SaTo has received funding from the Gates Foundation, and is already serving around 6 million people across Asia and Africa. In Kenya, Ethiopia, and Tanzania, LIXIL representatives will work with communities and families to ascertain which of the SaTo toilets will best fit their needs. Over the course of the next several years, LIXIL anticipates deploying hundreds of thousands of SaTo units across the three target countries, using its own financial resources to do so.

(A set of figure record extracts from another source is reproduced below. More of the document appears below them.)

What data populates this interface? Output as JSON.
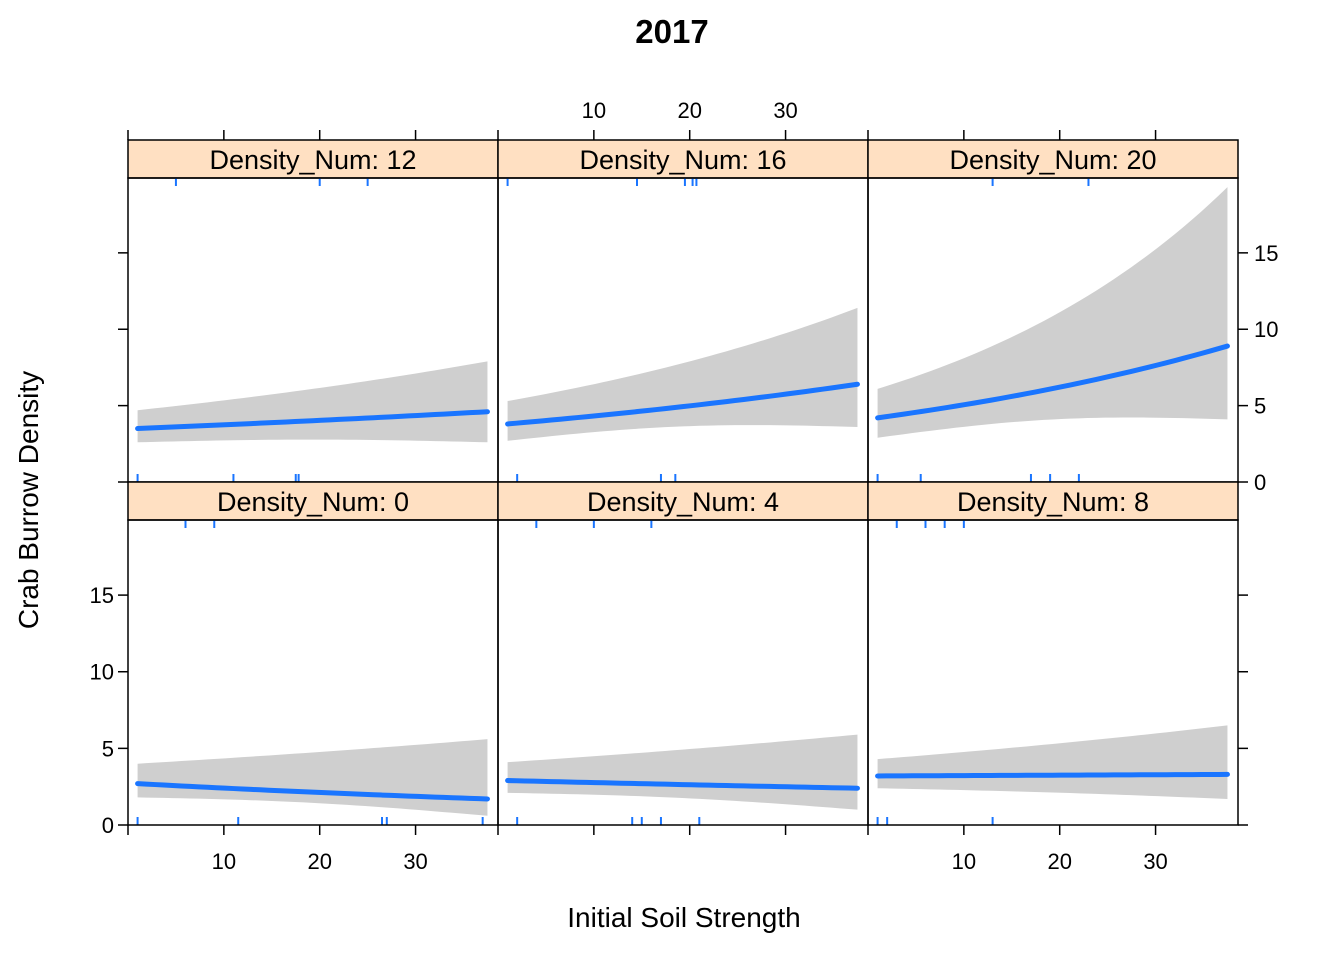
{
  "colors": {
    "line": "#1a75ff",
    "band": "#cfcfcf",
    "strip": "#ffe0c2",
    "rug": "#1a75ff",
    "frame": "#000000"
  },
  "chart_data": {
    "type": "line",
    "title": "2017",
    "xlabel": "Initial Soil Strength",
    "ylabel": "Crab Burrow Density",
    "xlim": [
      0,
      38.6
    ],
    "ylim": [
      0,
      19.9
    ],
    "x_ticks": [
      10,
      20,
      30
    ],
    "y_ticks": [
      0,
      5,
      10,
      15
    ],
    "x_tick_labels": [
      "10",
      "20",
      "30"
    ],
    "y_tick_labels": [
      "0",
      "5",
      "10",
      "15"
    ],
    "panels": [
      {
        "strip": "Density_Num: 12",
        "row": 0,
        "col": 0,
        "x": [
          1,
          37.5
        ],
        "fit": [
          3.5,
          4.6
        ],
        "lower": [
          2.6,
          2.6
        ],
        "upper": [
          4.7,
          7.9
        ],
        "rug_top": [
          5,
          20,
          25
        ],
        "rug_bottom": [
          1,
          11,
          17.5,
          17.8
        ]
      },
      {
        "strip": "Density_Num: 16",
        "row": 0,
        "col": 1,
        "x": [
          1,
          37.5
        ],
        "fit": [
          3.8,
          6.4
        ],
        "lower": [
          2.7,
          3.6
        ],
        "upper": [
          5.3,
          11.4
        ],
        "rug_top": [
          1,
          14.5,
          19.5,
          20.3,
          20.7
        ],
        "rug_bottom": [
          2,
          17,
          18.5
        ]
      },
      {
        "strip": "Density_Num: 20",
        "row": 0,
        "col": 2,
        "x": [
          1,
          37.5
        ],
        "fit": [
          4.2,
          8.9
        ],
        "lower": [
          2.9,
          4.1
        ],
        "upper": [
          6.1,
          19.3
        ],
        "rug_top": [
          13,
          23
        ],
        "rug_bottom": [
          1,
          5.5,
          17,
          19,
          22
        ]
      },
      {
        "strip": "Density_Num: 0",
        "row": 1,
        "col": 0,
        "x": [
          1,
          37.5
        ],
        "fit": [
          2.7,
          1.7
        ],
        "lower": [
          1.8,
          0.6
        ],
        "upper": [
          4.0,
          5.6
        ],
        "rug_top": [
          6,
          9
        ],
        "rug_bottom": [
          1,
          11.5,
          26.5,
          27,
          37
        ]
      },
      {
        "strip": "Density_Num: 4",
        "row": 1,
        "col": 1,
        "x": [
          1,
          37.5
        ],
        "fit": [
          2.9,
          2.4
        ],
        "lower": [
          2.1,
          1.0
        ],
        "upper": [
          4.1,
          5.9
        ],
        "rug_top": [
          4,
          10,
          16
        ],
        "rug_bottom": [
          2,
          14,
          15,
          17,
          21
        ]
      },
      {
        "strip": "Density_Num: 8",
        "row": 1,
        "col": 2,
        "x": [
          1,
          37.5
        ],
        "fit": [
          3.2,
          3.3
        ],
        "lower": [
          2.4,
          1.7
        ],
        "upper": [
          4.3,
          6.5
        ],
        "rug_top": [
          3,
          6,
          8,
          10
        ],
        "rug_bottom": [
          1,
          2,
          13
        ]
      }
    ]
  }
}
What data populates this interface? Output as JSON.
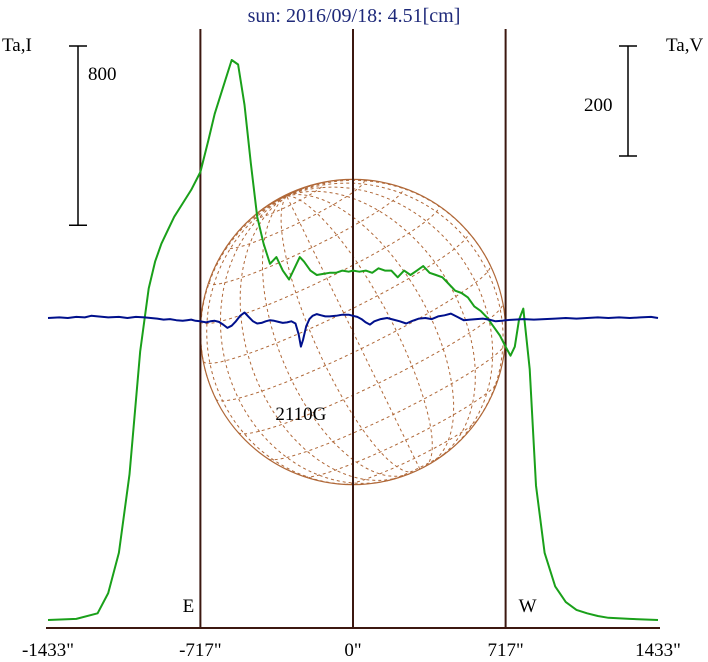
{
  "chart_data": {
    "type": "line",
    "title": "sun: 2016/09/18: 4.51[cm]",
    "left_axis_label": "Ta,I",
    "right_axis_label": "Ta,V",
    "x_tick_labels": [
      "-1433\"",
      "-717\"",
      "0\"",
      "717\"",
      "1433\""
    ],
    "x_ticks": [
      -1433,
      -717,
      0,
      717,
      1433
    ],
    "xlim": [
      -1433,
      1433
    ],
    "limb_markers": [
      {
        "label": "E",
        "x": -717
      },
      {
        "label": "W",
        "x": 717
      }
    ],
    "scale_bars": [
      {
        "axis": "left",
        "label": "800",
        "value": 800
      },
      {
        "axis": "right",
        "label": "200",
        "value": 200
      }
    ],
    "annotations": [
      {
        "text": "2110G",
        "x": -245
      }
    ],
    "colors": {
      "intensity": "#1aa01a",
      "polarization": "#00108c",
      "frame": "#3c1810",
      "disk": "#b06838",
      "title": "#1f2a7a"
    },
    "series": [
      {
        "name": "",
        "role": "I",
        "x": [
          -1433,
          -1300,
          -1200,
          -1150,
          -1100,
          -1050,
          -1000,
          -960,
          -930,
          -900,
          -870,
          -840,
          -800,
          -760,
          -717,
          -680,
          -650,
          -600,
          -570,
          -540,
          -510,
          -480,
          -450,
          -420,
          -390,
          -360,
          -330,
          -300,
          -270,
          -250,
          -230,
          -200,
          -170,
          -140,
          -110,
          -80,
          -50,
          -20,
          0,
          30,
          60,
          90,
          120,
          150,
          180,
          210,
          240,
          270,
          300,
          330,
          360,
          390,
          420,
          450,
          480,
          510,
          540,
          570,
          600,
          630,
          660,
          690,
          717,
          740,
          760,
          780,
          800,
          830,
          860,
          900,
          950,
          1000,
          1050,
          1100,
          1150,
          1200,
          1300,
          1433
        ],
        "values": [
          0,
          5,
          30,
          120,
          300,
          650,
          1200,
          1480,
          1600,
          1680,
          1740,
          1800,
          1860,
          1920,
          2000,
          2140,
          2260,
          2410,
          2500,
          2480,
          2300,
          2040,
          1800,
          1680,
          1590,
          1620,
          1560,
          1520,
          1580,
          1620,
          1600,
          1560,
          1540,
          1545,
          1550,
          1550,
          1560,
          1555,
          1560,
          1555,
          1560,
          1550,
          1570,
          1560,
          1560,
          1530,
          1560,
          1540,
          1560,
          1580,
          1550,
          1540,
          1530,
          1500,
          1470,
          1460,
          1440,
          1400,
          1380,
          1350,
          1310,
          1270,
          1220,
          1180,
          1220,
          1340,
          1390,
          1120,
          600,
          300,
          150,
          80,
          45,
          30,
          18,
          10,
          5,
          0
        ]
      },
      {
        "name": "",
        "role": "V",
        "x": [
          -1433,
          -1380,
          -1340,
          -1300,
          -1260,
          -1230,
          -1200,
          -1150,
          -1100,
          -1060,
          -1020,
          -980,
          -950,
          -920,
          -890,
          -860,
          -830,
          -800,
          -780,
          -760,
          -740,
          -717,
          -690,
          -670,
          -650,
          -630,
          -610,
          -590,
          -570,
          -550,
          -530,
          -510,
          -490,
          -470,
          -450,
          -430,
          -410,
          -390,
          -370,
          -350,
          -330,
          -310,
          -290,
          -270,
          -255,
          -245,
          -235,
          -220,
          -205,
          -190,
          -170,
          -150,
          -130,
          -110,
          -80,
          -50,
          -20,
          0,
          20,
          40,
          60,
          80,
          100,
          130,
          160,
          190,
          220,
          250,
          280,
          310,
          340,
          370,
          400,
          430,
          460,
          490,
          520,
          550,
          580,
          610,
          640,
          670,
          700,
          717,
          760,
          800,
          850,
          900,
          950,
          1000,
          1050,
          1100,
          1150,
          1200,
          1250,
          1300,
          1350,
          1400,
          1433
        ],
        "values": [
          0,
          1,
          0,
          2,
          1,
          4,
          3,
          1,
          2,
          0,
          2,
          1,
          0,
          -1,
          -3,
          -2,
          -4,
          -5,
          -4,
          -3,
          -5,
          -6,
          -8,
          -6,
          -5,
          -7,
          -12,
          -18,
          -14,
          -6,
          4,
          10,
          2,
          -6,
          -10,
          -9,
          -6,
          -4,
          -5,
          -7,
          -9,
          -8,
          -6,
          -10,
          -30,
          -52,
          -40,
          -15,
          -2,
          4,
          7,
          5,
          3,
          3,
          4,
          6,
          6,
          4,
          2,
          -2,
          -8,
          -12,
          -6,
          -2,
          0,
          -3,
          -6,
          -10,
          -5,
          -1,
          0,
          -2,
          3,
          5,
          8,
          2,
          -4,
          -3,
          -2,
          -1,
          -3,
          -6,
          -5,
          -4,
          -3,
          -2,
          -3,
          -2,
          -1,
          0,
          -1,
          0,
          1,
          0,
          1,
          0,
          1,
          2,
          0
        ]
      }
    ]
  }
}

A new plan will bring toilets to 250,000 people who need them | DeviceDaily.com
[Photo: UNICEF]

“UNICEF and LIXIL have complementary strengths—UNICEF is an expert at working with communities and creating demand, and LIXIL knows how to make innovative toilets,” Montesano says. “By working together and going community by community, we’re going to be able to address the issue much better than we were able to before, by working independently off individual company targets and just hoping for the best, that our products were reaching people in need.”

 

While this partnership is focused specifically on SDG 6, its implications for progress on the other SDGs could be significant, Montesano says. “Sanitation is something that impacts so many other areas—health, for one, but also education: We know that girls drop out of school once they get their period if they don’t have a clean, safe place to go to care for themselves,” she says. Though 250,000 is just a fraction of the 2.3 billion people in need, Montesano and Franco feel that if they can prove that this partnership works, it’ll set them on the path for reaching many more by 2030–the target date for the SDGs.